Released in the shadow of a very public legal battle with her longtime producer Inflo, Lotus arrives with all eyes on Little Simz, not just to see how she’d address the betrayal, but whether it would fracture or fortify her artistry. It’s the latter.
The album opens with Thief, one of the coldest, most biting diss tracks in hip-hop history. It’s direct, detailed, and delivered with devastating poetic confidence because of how tightly wound and precise it is, with poise and control to her anger that makes it cut deeper. But Lotus isn’t defined by revenge or retribution, instead offering a full spectrum of the human experience, with a continual flow between grit and grace, confrontation and care, quickly moving between extremes. One moment she’s biting down hard on a memory that clearly still burns, the next she’s opening her chest to let in joy, forgiveness, and beauty.
Simz is a short-form rhythmic storyteller with quick bars that never feel rushed, and her stories are personal and specific, but accessible. The way she speaks plainly and passionately about complex emotional terrain makes her a national treasure, accompanied by some of the most lavish, organic, and subtly cinematic production to appear on any hip-hop record this year. Where others opt for 808s and trap hats, Lotus leans into chamber strings, rolling drums, and jazz-inflected keys, often swelling to full orchestral arrangement, then falling back to skeletal intimacy. The soundscapes are filled with fine detail and texture, with instrumentation that feels performed, not programmed.
The album has a timelessness, like it could sit beside a 1970s soul record. The track Free deserves special attention, and might be the heart of the whole project, feeling like a conversation between generations, with emotionally striking and clever wordplay. For all the hard edges this record contains, it’s incredibly warm at it’s core, with a protectiveness to the way Simz writes about herself and her community. She’s earned the right to be defensive, but she chooses instead to open her hands and show the world what she’s been carrying.
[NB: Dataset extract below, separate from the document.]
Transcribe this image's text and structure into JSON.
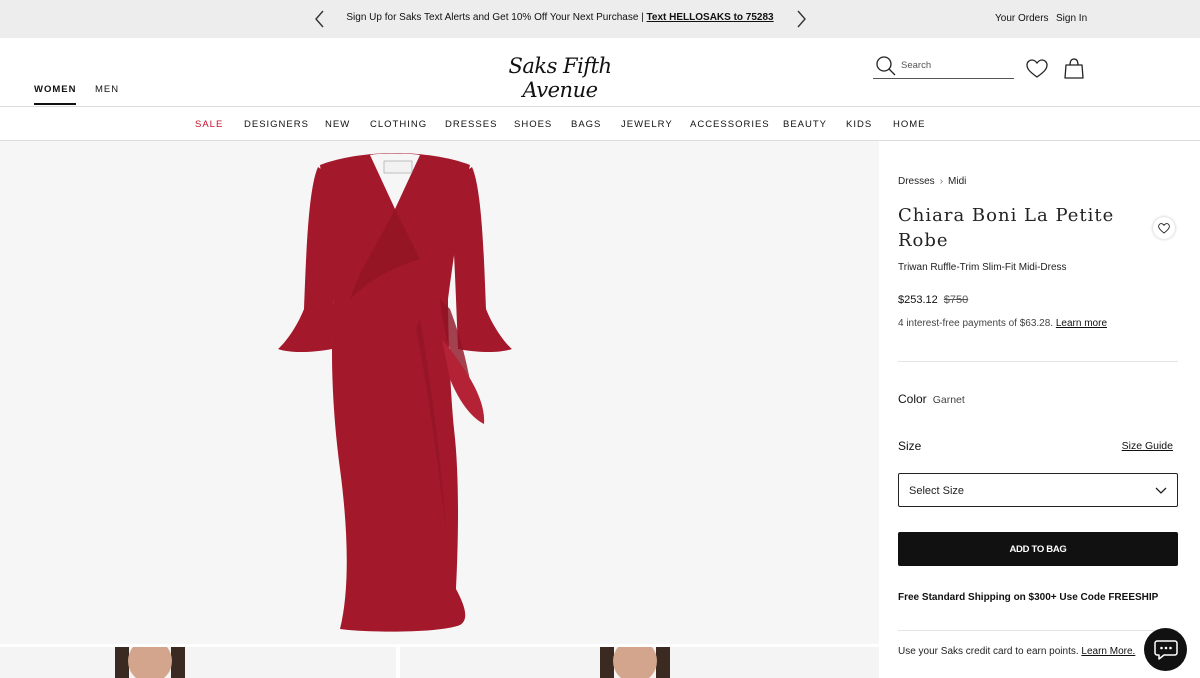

That’s rare in a genre where posturing is often mistaken for power.
Hollow eschews percussion entirely, just lilting strings and sparse keys hovering gently as Simz delivers her verses in a voice so quiet and confiding that it feels almost invasive to be listening, like she’s not rapping for a mic but murmuring to a friend, crouched together on a doorstep, shoulders brushing, eyes on the pavement, with an intimacy that’s raw and true. From this point on, the record enters a radiant stretch of collaborations, each with its own groove and colour.
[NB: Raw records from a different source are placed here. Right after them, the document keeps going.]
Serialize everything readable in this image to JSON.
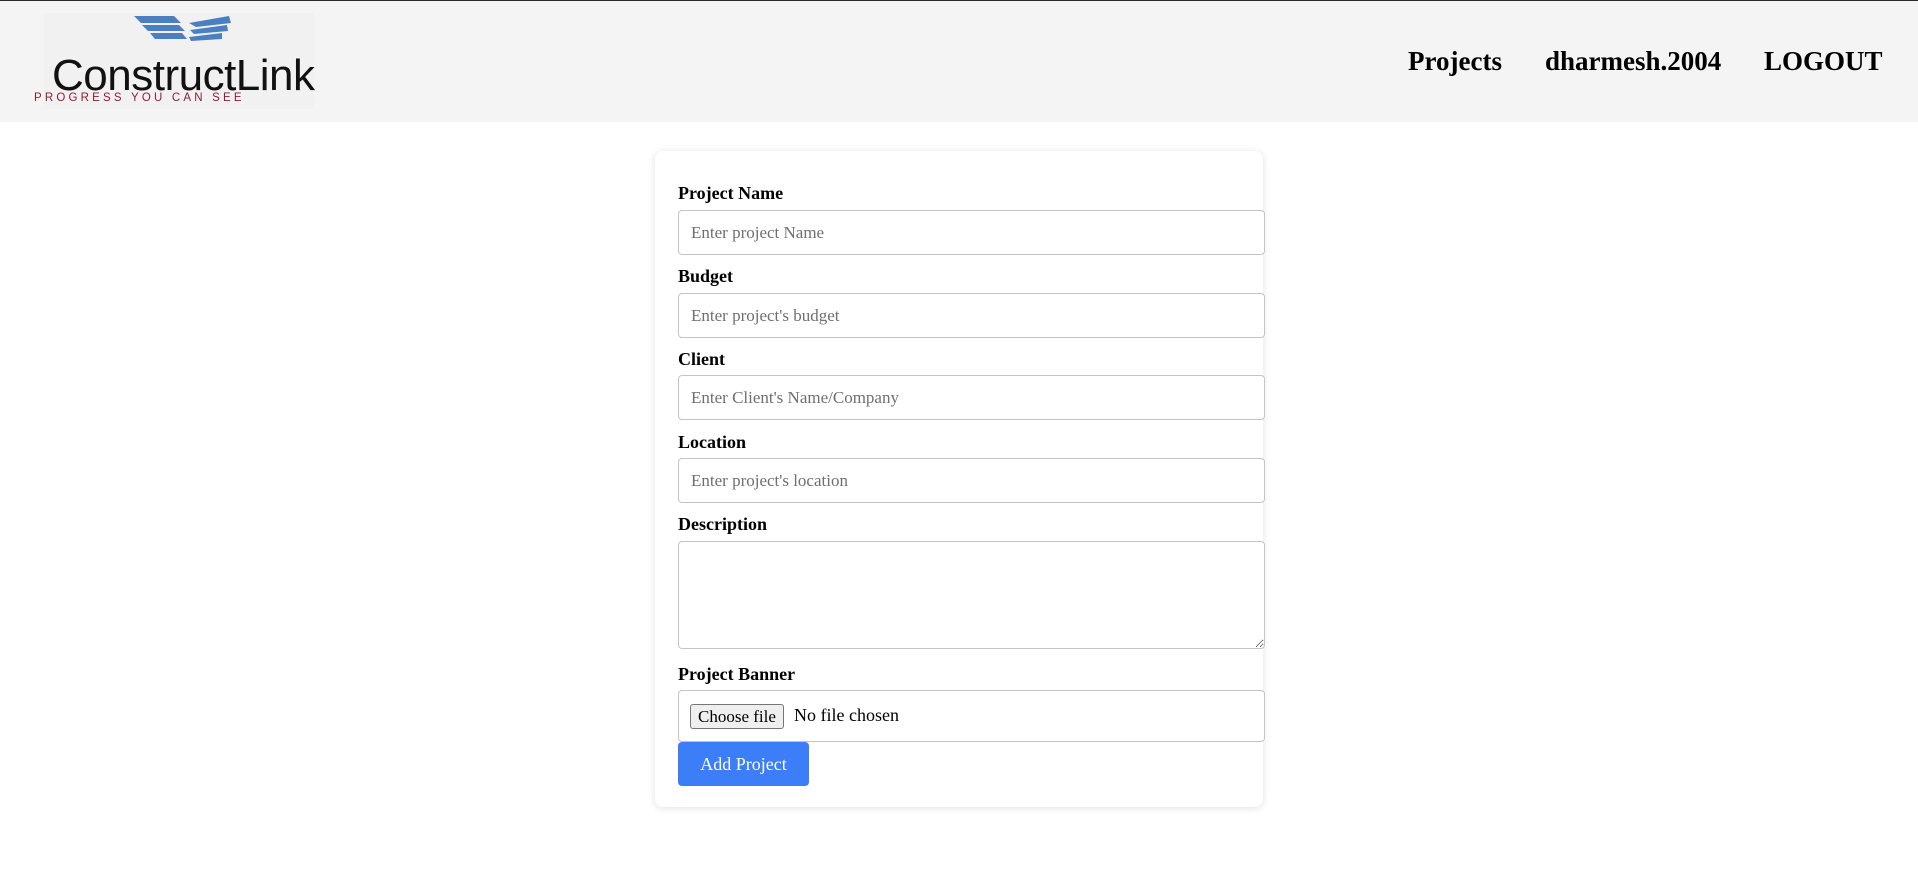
{
  "header": {
    "logo": {
      "wordmark": "ConstructLink",
      "tagline": "PROGRESS YOU CAN SEE",
      "colors": {
        "wings": "#4a7fc1",
        "wordmark": "#111111",
        "tagline": "#8a2030"
      }
    },
    "nav": {
      "projects": "Projects",
      "user": "dharmesh.2004",
      "logout": "LOGOUT"
    }
  },
  "form": {
    "project_name": {
      "label": "Project Name",
      "placeholder": "Enter project Name",
      "value": ""
    },
    "budget": {
      "label": "Budget",
      "placeholder": "Enter project's budget",
      "value": ""
    },
    "client": {
      "label": "Client",
      "placeholder": "Enter Client's Name/Company",
      "value": ""
    },
    "location": {
      "label": "Location",
      "placeholder": "Enter project's location",
      "value": ""
    },
    "description": {
      "label": "Description",
      "value": ""
    },
    "banner": {
      "label": "Project Banner",
      "button": "Choose file",
      "status": "No file chosen"
    },
    "submit_label": "Add Project"
  },
  "colors": {
    "header_bg": "#f4f4f4",
    "primary_button": "#3b7ef8"
  }
}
The album opens with bite, making sure the truth is laid out and the record set straight, but from that sharp exhale, Simz moves inward not with a revenge fantasy, but a nourishing reflection on honesty and connection. Much of Lotus feels like a series of real conversations with friends, family, and herself. Some are joyous and light, others heavy with betrayal, shame, or unhealed grief. While Simz is technically rapping, what she’s doing in spirit isn’t far from the soul queens of the ‘70s with a clarity of voice, a command of mood, and a personal gravity that places her alongside the greats. As the latest entry in a flawless run of releases, Lotus only deepens her claim as one of the most vital artists of our time.